I briefly want to discuss the government's attempt to re-establish the Australian Building and Construction Commission, which has already been rightly rejected by the parliament. Labor's position on the ABCC has been consistent for a decade. We do not support this body, and we especially reject providing a civil tribunal with extraordinary coercive powers which would force workers to provide evidence without legal representation. Labor firmly reject corruption and criminal conduct in the workplace and everywhere else. However, when there are allegations of criminal conduct, they should be investigated by the appropriate criminal authorities, not a civil tribunal, albeit one with extraordinary powers. It should also be noted that, before it was abolished, not one criminal prosecution arose out of the work of the ABCC. There is no justification for the ABCC to be re-established. Labor will stand firm against the government's warped ideological agenda.

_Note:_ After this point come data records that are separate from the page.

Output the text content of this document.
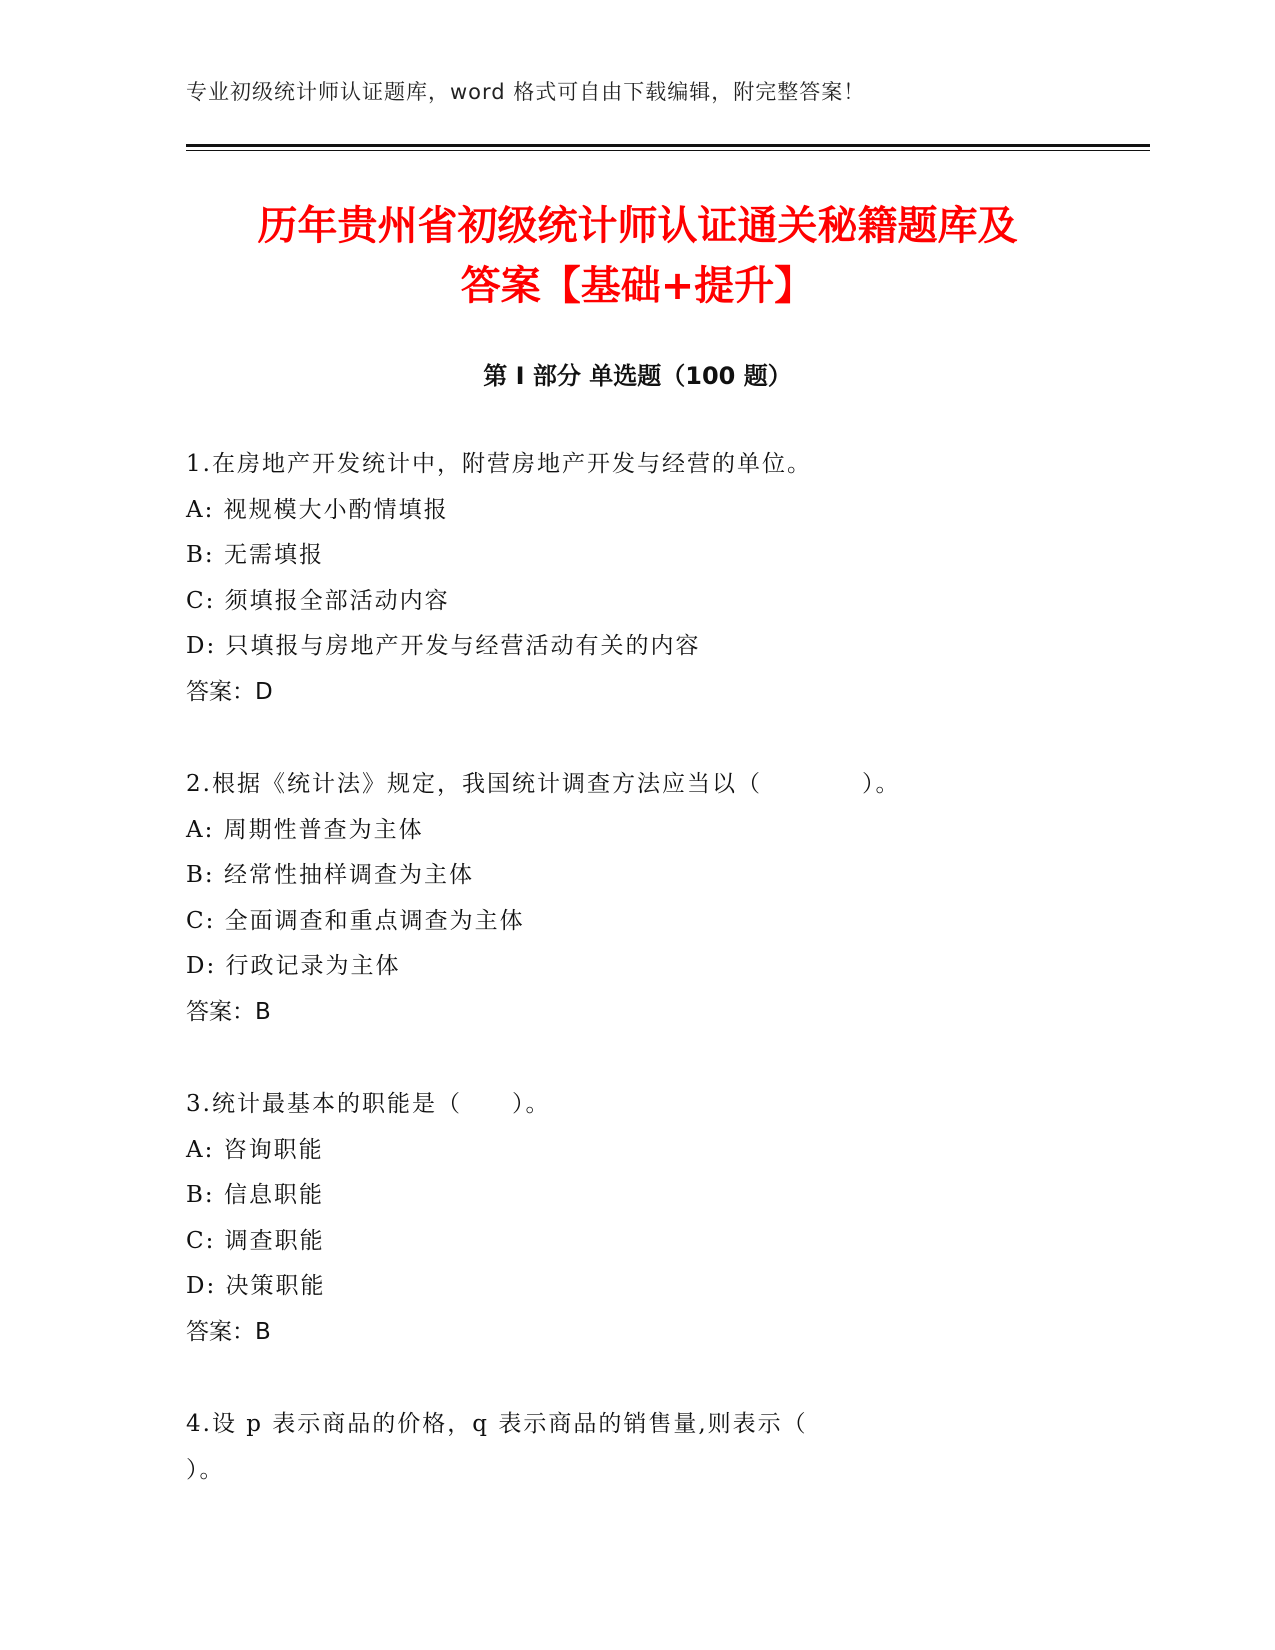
专业初级统计师认证题库，word 格式可自由下载编辑，附完整答案！
历年贵州省初级统计师认证通关秘籍题库及
答案【基础+提升】
第 I 部分 单选题（100 题）
1.在房地产开发统计中，附营房地产开发与经营的单位。
A: 视规模大小酌情填报
B: 无需填报
C: 须填报全部活动内容
D: 只填报与房地产开发与经营活动有关的内容
答案：D
2.根据《统计法》规定，我国统计调查方法应当以（　　　　）。
A: 周期性普查为主体
B: 经常性抽样调查为主体
C: 全面调查和重点调查为主体
D: 行政记录为主体
答案：B
3.统计最基本的职能是（　　）。
A: 咨询职能
B: 信息职能
C: 调查职能
D: 决策职能
答案：B
4.设 p 表示商品的价格，q 表示商品的销售量,则表示（
）。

Finally, I again want to draw to the attention of the House the government's shameful conduct in aiding and abetting corporations in sacking workers for being Australian in order to employ foreign workers to do the same jobs. In 2016, a worker should not be sacked because they are Australian. But that is exactly what happened to workers on the MV Portland and the CSL Melbourne. Their employers have been issued licences by the Deputy Prime Minister which have enabled these companies to sack their Australian workers and employ foreign workers in their place. What is the result of this? It is flag-of-convenience ships with foreign workers being paid foreign wages under foreign workplace standards doing exactly the same work that Australians had previously done.

The workers who have been sacked are ordinary Australians. They have families, they have mortgages and they have commitments. Because of the Turnbull government's unconscionable collusion with their employers, they are now unemployed. The licenses for so-called temporary work on what are in fact permanent trade routes that the government has provided these companies should never have been issued, and the government should cease this disgraceful conduct which is deliberately hurting Australian workers. If it is fair to pay Australian wages to Australian truckies driving Australian registered trucks on the M1 motorway, why isn't it fair to pay Australian workers Australian wages on Australian flagged vessels that sale our Australian coastal routes? It is the thin end of the wedge. It is a slippery slope, and this government is pursuing this for ideological reasons.

These are three examples of the government's disgusting approach to workplace relations and the contempt they have for ordinary workers. If you work unsocial hours or on weekends, you should be properly remunerated. Labor will protect penalty rates. No worker should be forced to give evidence without legal representation, and allegations of criminal conduct should be dealt with by criminal authorities. Finally, no worker should be sacked for being Australian. This is just plain wrong.

I end tonight where I started. Australians are fundamentally decent. They believe in a fair go and that their fellow Australians are entitled to a fair go in the workplace. Unfortunately, they will not get this from the Turnbull government.